United States or Guinea-Bissau ? Vote for the TOP Country of the Week !


Sanballat, vertelde Malluch verder, heeft veel last met Drusus en de andere jongelieden, want zij weigerden de groote sommen te betalen, die zij verloren hebben, en brachten de zaak voor den consul. Deze verwees hen naar den Keizer. Messala weigerde eveneens te betalen, maar Sanballat ging, in navolging van Drusus, naar den consul, waar de zaak nog hangende is.

Gij hebt hem gevonden, mijn vriend, antwoordde Caius, of ik ben Caius niet. Vergeef mij, Drusus, dat ik dus in raadselen spreek, zeide Messala op zijn gewone innemende manier. Bij alle goden, ik zou uwe nieuwsgierigheid niet willen spannen tot brekens toe; maar help mij nu tot aan het einde. Gij vondt, geloof ik, iets geheimzinnigs in het optreden van dien zoon van Arrius. Vertel mij daar wat van.

Gij hebt veel kennis opgedaan, gij spreekt met groote gemakkelijkheid, maar in uwe woorden ligt een angel verborgen. Toen mijn vriend Messala wegging was zijne natuur giftvrij. Voor niets ter wereld zou hij zijn vriend gegriefd hebben. De Romein glimlachte, alsof hij zich gestreeld voelde en hief het hoofd trotsch omhoog. O, plechtstatige Juda, wij zijn niet te Dodona.

Is hij naast dien van Messala, dan is het goed. Zoo niet, tracht dan een ruiling te bewerkstelligen, zoodat ik naast den Romein kom. Hebt gij een goed geheugen, Malluch? Het heeft mij wel eens in de steek gelaten, zoon van Arrius, maar nooit wanneer het hart mij te hulp kwam, zooals nu. Dan wil ik het er op wagen u nog met iets anders te belasten.

Een Jood Sanballat heet hij, leverancier aan het leger, woont in Rome, geducht rijk geworden door leveranciers, die hij nooit levert. Hij zint altijd op kwaad, maar ditmaal zullen wij hem in zijn eigen strikken vangen. Messala stond op, terwijl hij dit zeide, en voegde zich bij de anderen.

Vreemde overheerschers hebben Judea onderdrukt, voordat de Romeinen het onderwierpen, zeide hij op plechtigen toon. Waar zijn zij gebleven, Messala? Judea heeft ze allen overleefd. Wat eenmaal was zal wederom zijn. Op luchthartigen toon antwoordde Messala: De Parcen hebben nog meer aanhangers behalve de Esseërs. Welkom, Juda, gij zijt een van de haren. Neen, Messala, reken mij daar niet toe.

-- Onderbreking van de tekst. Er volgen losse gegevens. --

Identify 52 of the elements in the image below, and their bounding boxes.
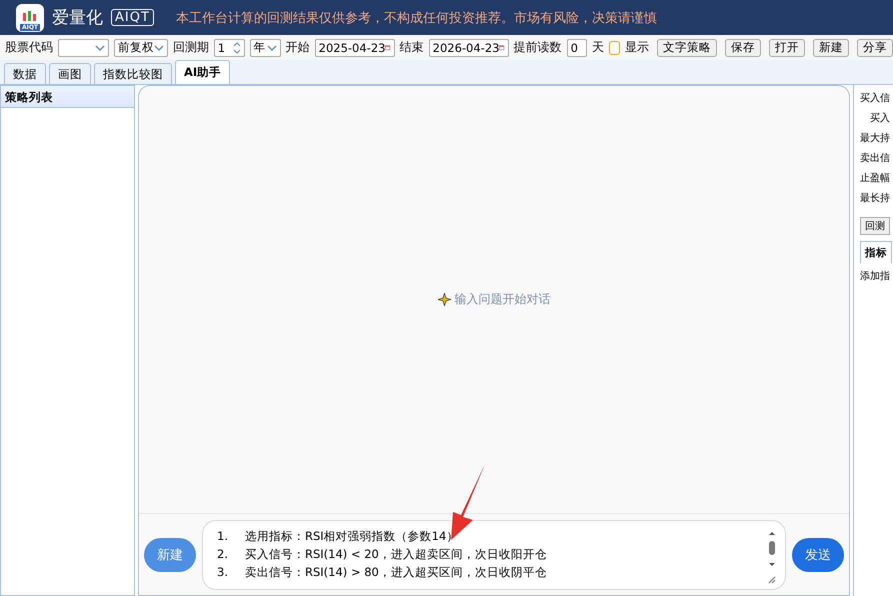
message-field[interactable]: 1. 选用指标：RSI相对强弱指数（参数14） 2. 买入信号：RSI(14) < 20，进入超卖区间，次日收阳开仓 3. 卖出信号：RSI(14) > 80，进入超买区间，次日收阴平仓	[202, 520, 786, 590]
toolbar-button[interactable]: 打开	[769, 38, 806, 56]
tab[interactable]: 数据	[4, 63, 46, 84]
add-indicator-label: 添加指	[860, 270, 891, 283]
empty-chat-hint: 输入问题开始对话	[454, 291, 550, 308]
settings-label: 卖出信	[860, 152, 891, 165]
tab[interactable]: 指标	[860, 241, 892, 263]
settings-label: 最大持	[860, 132, 891, 145]
backtest-button[interactable]: 回测	[860, 217, 890, 235]
preread-field[interactable]: 0	[566, 38, 587, 56]
toolbar-button[interactable]: 文字策略	[657, 38, 718, 56]
settings-label: 止盈幅	[860, 172, 891, 185]
spinner-arrows-icon[interactable]	[232, 40, 241, 54]
caret-icon[interactable]	[94, 44, 105, 50]
start-date-field[interactable]: 2025-04-23	[314, 38, 395, 56]
days-label: 天	[592, 39, 604, 56]
candlestick-icon	[21, 10, 39, 24]
preread-label: 提前读数	[514, 39, 562, 56]
disclaimer-text: 本工作台计算的回测结果仅供参考，不构成任何投资推荐。市场有风险，决策请谨慎	[176, 10, 657, 26]
brand-badge: AIQT	[111, 9, 154, 26]
brand-name: 爱量化	[52, 7, 103, 29]
list-number: 3.	[217, 564, 229, 580]
sidebar-title: 策略列表	[1, 86, 134, 108]
period-spinner[interactable]: 1	[214, 38, 245, 56]
settings-label: 买入信	[860, 92, 891, 105]
tab[interactable]: AI助手	[175, 60, 230, 84]
caret-icon[interactable]	[266, 44, 277, 50]
settings-label: 买入	[869, 112, 891, 125]
adjust-select[interactable]: 前复权	[114, 38, 168, 56]
show-label: 显示	[625, 39, 650, 56]
message-line: 选用指标：RSI相对强弱指数（参数14）	[245, 528, 458, 544]
show-checkbox[interactable]	[608, 40, 620, 54]
tab[interactable]: 指数比较图	[94, 63, 172, 84]
period-label: 回测期	[172, 39, 209, 56]
toolbar-button[interactable]: 新建	[813, 38, 850, 56]
period-unit-select[interactable]: 年	[250, 38, 281, 56]
list-number: 1.	[217, 528, 229, 544]
list-number: 2.	[217, 546, 229, 562]
settings-label: 最长持	[860, 192, 891, 205]
send-button[interactable]: 发送	[792, 538, 844, 572]
tab[interactable]: 画图	[49, 63, 91, 84]
stock-code-select[interactable]	[58, 38, 109, 56]
caret-icon[interactable]	[154, 44, 164, 50]
message-line: 买入信号：RSI(14) < 20，进入超卖区间，次日收阳开仓	[245, 546, 547, 562]
end-date-field[interactable]: 2026-04-23	[428, 38, 509, 56]
stock-code-label: 股票代码	[5, 39, 53, 56]
start-label: 开始	[286, 39, 310, 56]
toolbar-button[interactable]: 分享	[857, 38, 893, 56]
toolbar-button[interactable]: 保存	[725, 38, 762, 56]
message-line: 卖出信号：RSI(14) > 80，进入超买区间，次日收阴平仓	[245, 564, 547, 580]
sparkle-icon	[438, 293, 450, 306]
end-label: 结束	[400, 39, 424, 56]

Herinnert gij u nog, vraagde Messala, dat wij hier in den tuin afscheid van elkander namen, toen ik naar Rome ging? De vrede Gods vergezelle u! dat waren uw laatste woorden, en ik zeide: Mogen de goden u bewaren. Hoe lang is dat nu al geleden? Vijf jaar, antwoordde de ander. Nu, gij hebt alle reden van dankbaarheid jegens ja, jegens wie? De goden?... Wel, het doet er niet toe.

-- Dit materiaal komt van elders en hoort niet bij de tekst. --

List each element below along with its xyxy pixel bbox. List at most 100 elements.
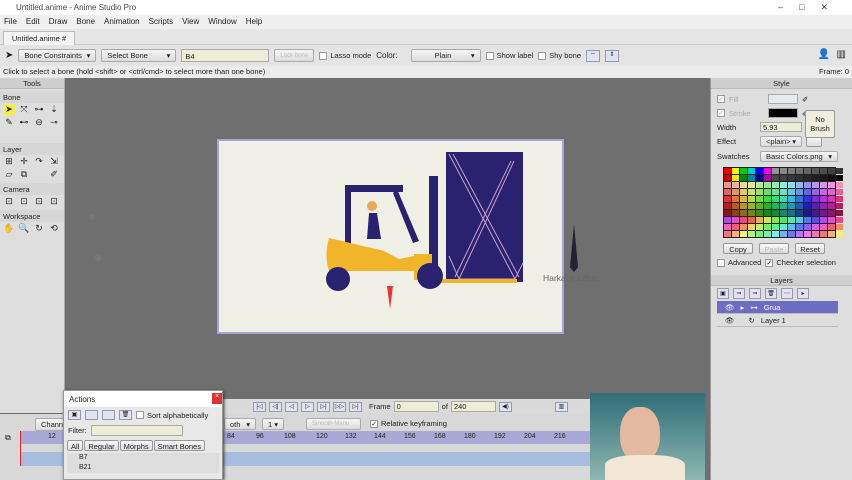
- step-forward-icon[interactable]: ▷|: [317, 401, 330, 412]
- color-swatch[interactable]: [796, 210, 803, 216]
- color-swatch[interactable]: [788, 231, 795, 237]
- offset-bone-icon[interactable]: ⊖: [33, 117, 45, 128]
- switch-layer-icon[interactable]: ⧉: [18, 169, 30, 180]
- color-swatch[interactable]: [764, 168, 771, 174]
- color-swatch[interactable]: [836, 182, 843, 188]
- color-swatch[interactable]: [796, 168, 803, 174]
- color-swatch[interactable]: [788, 196, 795, 202]
- color-swatch[interactable]: [828, 175, 835, 181]
- color-swatch[interactable]: [756, 217, 763, 223]
- color-swatch[interactable]: [796, 175, 803, 181]
- color-swatch[interactable]: [740, 224, 747, 230]
- color-swatch[interactable]: [732, 231, 739, 237]
- color-swatch[interactable]: [812, 182, 819, 188]
- color-swatch[interactable]: [836, 224, 843, 230]
- color-swatch[interactable]: [804, 217, 811, 223]
- color-swatch[interactable]: [804, 182, 811, 188]
- rewind-icon[interactable]: |◁: [253, 401, 266, 412]
- color-swatch[interactable]: [740, 217, 747, 223]
- color-swatch[interactable]: [820, 189, 827, 195]
- color-swatch[interactable]: [836, 168, 843, 174]
- filter-input[interactable]: [90, 425, 183, 436]
- delete-layer-icon[interactable]: 🗑: [765, 288, 777, 299]
- frame-input[interactable]: 0: [393, 401, 439, 412]
- color-swatch[interactable]: [828, 203, 835, 209]
- copy-layer-icon[interactable]: ⇒: [733, 288, 745, 299]
- color-swatch[interactable]: [756, 196, 763, 202]
- sort-alphabetically-checkbox[interactable]: Sort alphabetically: [136, 411, 208, 420]
- canvas[interactable]: [217, 139, 564, 334]
- color-swatch[interactable]: [756, 189, 763, 195]
- set-origin-icon[interactable]: ⊞: [3, 156, 15, 167]
- color-swatch[interactable]: [820, 196, 827, 202]
- fill-color-swatch[interactable]: [768, 94, 798, 104]
- color-swatch[interactable]: [764, 231, 771, 237]
- color-swatch[interactable]: [820, 175, 827, 181]
- color-swatch[interactable]: [724, 189, 731, 195]
- color-dropdown[interactable]: Plain ▾: [410, 49, 481, 62]
- color-swatch[interactable]: [804, 224, 811, 230]
- color-swatch[interactable]: [780, 231, 787, 237]
- color-swatch[interactable]: [732, 189, 739, 195]
- select-bone-icon[interactable]: ➤: [3, 104, 15, 115]
- color-swatch[interactable]: [724, 182, 731, 188]
- color-swatch[interactable]: [724, 196, 731, 202]
- color-swatch[interactable]: [828, 196, 835, 202]
- rotate-workspace-icon[interactable]: ↻: [33, 223, 45, 234]
- color-swatch[interactable]: [796, 224, 803, 230]
- color-swatch[interactable]: [748, 231, 755, 237]
- color-swatch[interactable]: [812, 168, 819, 174]
- menu-view[interactable]: View: [182, 17, 199, 27]
- color-swatch[interactable]: [796, 196, 803, 202]
- zoom-icon[interactable]: 🔍: [18, 223, 30, 234]
- color-swatch[interactable]: [732, 175, 739, 181]
- color-swatch[interactable]: [820, 231, 827, 237]
- color-swatch[interactable]: [732, 203, 739, 209]
- color-swatch[interactable]: [828, 189, 835, 195]
- color-swatch[interactable]: [796, 217, 803, 223]
- color-swatch[interactable]: [780, 210, 787, 216]
- color-swatch[interactable]: [756, 203, 763, 209]
- play-icon[interactable]: ▷: [301, 401, 314, 412]
- layer-row-layer1[interactable]: 👁 ↻ Layer 1: [717, 314, 838, 327]
- color-swatch[interactable]: [764, 189, 771, 195]
- color-swatch[interactable]: [828, 231, 835, 237]
- color-swatch[interactable]: [788, 182, 795, 188]
- stroke-checkbox[interactable]: ✓: [717, 109, 725, 117]
- no-brush-button[interactable]: No Brush: [805, 110, 835, 138]
- show-label-checkbox[interactable]: Show label: [485, 51, 533, 60]
- add-bone-icon[interactable]: ⊶: [33, 104, 45, 115]
- library-icon[interactable]: ▥: [837, 49, 846, 60]
- color-swatch[interactable]: [820, 217, 827, 223]
- color-swatch[interactable]: [748, 182, 755, 188]
- shy-bone-checkbox[interactable]: Shy bone: [538, 51, 581, 60]
- total-frames-input[interactable]: 240: [450, 401, 496, 412]
- play-back-icon[interactable]: ◁: [285, 401, 298, 412]
- color-swatch[interactable]: [772, 210, 779, 216]
- step-back-icon[interactable]: ◁|: [269, 401, 282, 412]
- color-swatch[interactable]: [748, 189, 755, 195]
- expand-triangle-icon[interactable]: ▸: [741, 303, 745, 312]
- color-swatch[interactable]: [804, 189, 811, 195]
- eyedropper-icon[interactable]: ✐: [48, 169, 60, 180]
- visibility-eye-icon[interactable]: 👁: [725, 303, 735, 312]
- eyedropper-icon[interactable]: ✐: [802, 95, 808, 104]
- layer-row-grua[interactable]: 👁 ▸ ⊶ Grua: [717, 301, 838, 314]
- color-swatch[interactable]: [788, 210, 795, 216]
- color-swatch[interactable]: [748, 224, 755, 230]
- color-swatch[interactable]: [828, 224, 835, 230]
- translate-bone-icon[interactable]: ⤧: [18, 104, 30, 115]
- color-swatch[interactable]: [828, 182, 835, 188]
- color-swatch[interactable]: [740, 175, 747, 181]
- color-swatch[interactable]: [796, 231, 803, 237]
- color-swatch[interactable]: [828, 210, 835, 216]
- color-swatch[interactable]: [764, 203, 771, 209]
- color-swatch[interactable]: [796, 189, 803, 195]
- color-swatch[interactable]: [812, 196, 819, 202]
- select-bone-dropdown[interactable]: Select Bone ▾: [101, 49, 177, 62]
- lasso-mode-checkbox[interactable]: Lasso mode: [319, 51, 371, 60]
- color-swatch[interactable]: [748, 196, 755, 202]
- color-swatch[interactable]: [740, 189, 747, 195]
- bone-strength-icon[interactable]: ⊷: [18, 117, 30, 128]
- color-swatch[interactable]: [724, 231, 731, 237]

Ongetwijfeld spreekt deze Arrius verscheidene talen, anders kon hij niet vandaag Jood, morgen Romein zijn. Maar kan hij zich ook in de schoone taal der Atheners vloeiend uitdrukken? Die spreekt hij zoo zuiver, Messala, dat hij er gerust als redenaar in zou kunnen optreden. Hoort gij het wel, Caius? die knaap kan op zijn Grieksch een vrouw begroeten, dat is dus vijf. Wat zegt gij er van?

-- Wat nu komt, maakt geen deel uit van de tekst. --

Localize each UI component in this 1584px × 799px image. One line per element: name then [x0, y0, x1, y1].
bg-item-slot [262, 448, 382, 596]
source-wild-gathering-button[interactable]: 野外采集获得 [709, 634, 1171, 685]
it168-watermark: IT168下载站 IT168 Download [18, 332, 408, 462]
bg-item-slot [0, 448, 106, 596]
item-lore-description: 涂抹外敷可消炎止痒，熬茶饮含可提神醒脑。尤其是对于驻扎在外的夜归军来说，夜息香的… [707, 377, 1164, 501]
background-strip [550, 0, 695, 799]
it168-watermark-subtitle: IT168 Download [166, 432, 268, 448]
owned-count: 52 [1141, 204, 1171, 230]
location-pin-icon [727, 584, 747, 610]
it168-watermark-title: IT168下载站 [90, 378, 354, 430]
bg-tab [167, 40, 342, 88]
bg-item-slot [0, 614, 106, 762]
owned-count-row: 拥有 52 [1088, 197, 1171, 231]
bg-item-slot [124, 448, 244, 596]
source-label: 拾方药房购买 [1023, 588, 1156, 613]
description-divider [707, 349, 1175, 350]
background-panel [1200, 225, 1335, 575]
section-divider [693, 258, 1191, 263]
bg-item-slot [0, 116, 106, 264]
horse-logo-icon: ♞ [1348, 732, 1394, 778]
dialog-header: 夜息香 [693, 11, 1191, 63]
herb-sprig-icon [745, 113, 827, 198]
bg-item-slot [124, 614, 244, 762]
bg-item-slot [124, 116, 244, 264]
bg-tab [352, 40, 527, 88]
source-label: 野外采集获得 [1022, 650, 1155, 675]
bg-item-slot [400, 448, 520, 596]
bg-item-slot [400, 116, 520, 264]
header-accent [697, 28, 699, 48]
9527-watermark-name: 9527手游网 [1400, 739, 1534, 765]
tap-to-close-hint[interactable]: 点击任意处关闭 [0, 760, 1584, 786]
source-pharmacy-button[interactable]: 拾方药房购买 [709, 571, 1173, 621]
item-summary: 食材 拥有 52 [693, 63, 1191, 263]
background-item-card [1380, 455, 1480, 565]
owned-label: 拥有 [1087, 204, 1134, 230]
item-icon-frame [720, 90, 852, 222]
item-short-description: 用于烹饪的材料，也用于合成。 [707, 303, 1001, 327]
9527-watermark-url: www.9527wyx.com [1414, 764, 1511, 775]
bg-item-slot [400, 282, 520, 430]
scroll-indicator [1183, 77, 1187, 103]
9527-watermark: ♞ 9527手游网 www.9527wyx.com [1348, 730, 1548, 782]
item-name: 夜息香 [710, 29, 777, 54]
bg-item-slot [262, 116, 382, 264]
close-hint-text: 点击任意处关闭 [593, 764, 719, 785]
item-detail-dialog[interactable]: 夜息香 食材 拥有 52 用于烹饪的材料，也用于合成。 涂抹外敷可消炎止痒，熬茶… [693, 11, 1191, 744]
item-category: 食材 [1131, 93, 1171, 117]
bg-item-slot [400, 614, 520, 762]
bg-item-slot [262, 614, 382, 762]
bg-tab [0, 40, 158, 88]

Neen, neen, blijf zitten, Juda, blijf zitten, riep Messala, de hand naar hem uitstrekkende. Gij bespot mij. Luister nog even, zeide Messala lachend. Ik ben u werkelijk dankbaar, dat gij het oude huis uwer vaderen verlaten hebt om mij hier te komen verwelkomen en onze vroegere vriendschap weder aan te knoopen, indien ons dat mogelijk is.

Toen de derde. Driemaal waren zij dus rond geweest. Messala had zijn plaats aan den binnenkant nog steeds kunnen behouden, nog vloog de Jood naast hem voort, nog volgden de drie anderen als te voren. Het scheen een van die dubbelwedrennen te zijn, die later in Rome zoo geliefd waren Messala en Ben-Hur in den eersten, de Corinthiër, Sidoniër en Byzantijner in den tweeden.